Сережка потемнел от обиды; стиснув кулаки, он кинулся на Чапа; тот увернулся. Комиссар больно схватил Сережку за ухо:
— Нехорошо, Гвоздик, на своих кидаться! Очень нехорошо! — Он пригнул его к земле и отпрыгнул, тряся укушенным пальцем. — Напился, собака! Ты так всех перекусаешь!
Сережка смеялся редко, а если и приходилось, то лишь чуть-чуть разжимал губы, а тут раскрыл рот, выставив напоказ два неровных ряда худосочных зубов; смех внезапно сменился злостью. Он бегал вокруг борцов, пытаясь пнуть кулаком то Комиссара, то Данилина, то Генку, и ругался так, что даже Чап пораженно присвистывал:
— Ну и Гвоздик! Ну и тихоня!..
— Я ж говорил, эти сопляки такой концерт задают… откуда чего берется! — хохотал Комиссар, пальцем поддразнивая Сережку.

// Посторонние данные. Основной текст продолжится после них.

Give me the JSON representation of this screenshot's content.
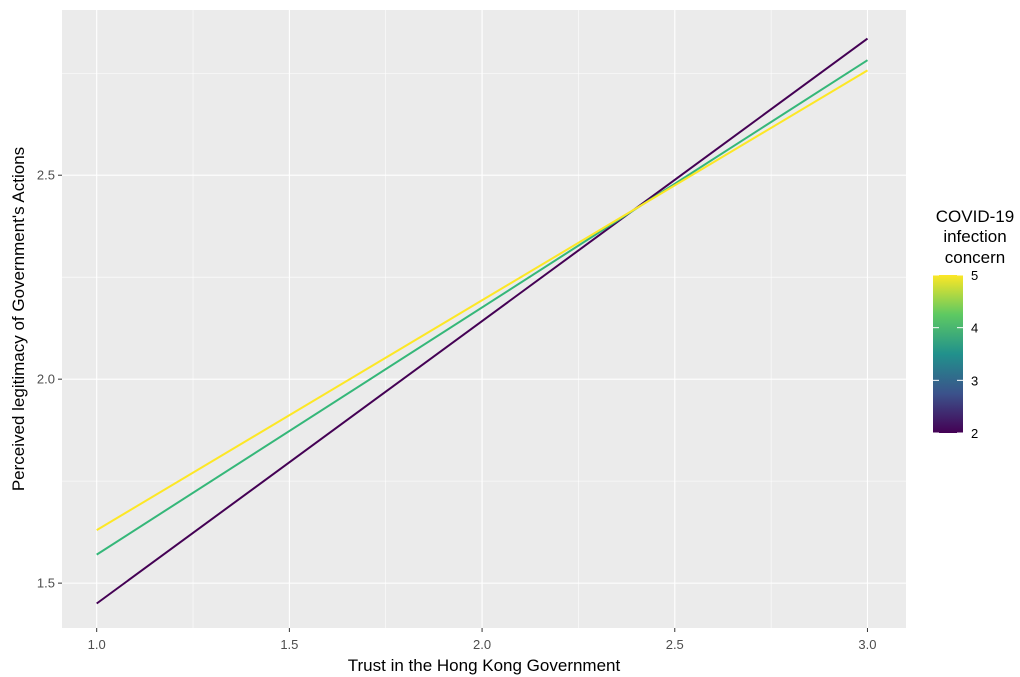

Но вскоре Чапу это наскучило. Он поймал Сережку за воротник пальто, основательно тряхнул и крикнул в самое ухо:
— Тихо, Гвоздик, Анна Тимофеевна рядом!
— Ммама?.. Ммоя мама? — Приступ щемящей жалости к матери охватил Сережку; в его возбужденном мозгу мелькнуло, что вот и он, единственный сын, не бережет ее; напился; и если она узнает об этом, беспомощно накричит на него, настращает, а потом всю ночь проплачет в подушку и утром будет смотреть на него так, словно она одна во всем виновата и вот-вот готова упасть перед ним на колени. Сережкины плечи опали, и он тихонько, словно пискнул мышонок, прижатый к полу, всхлипнул.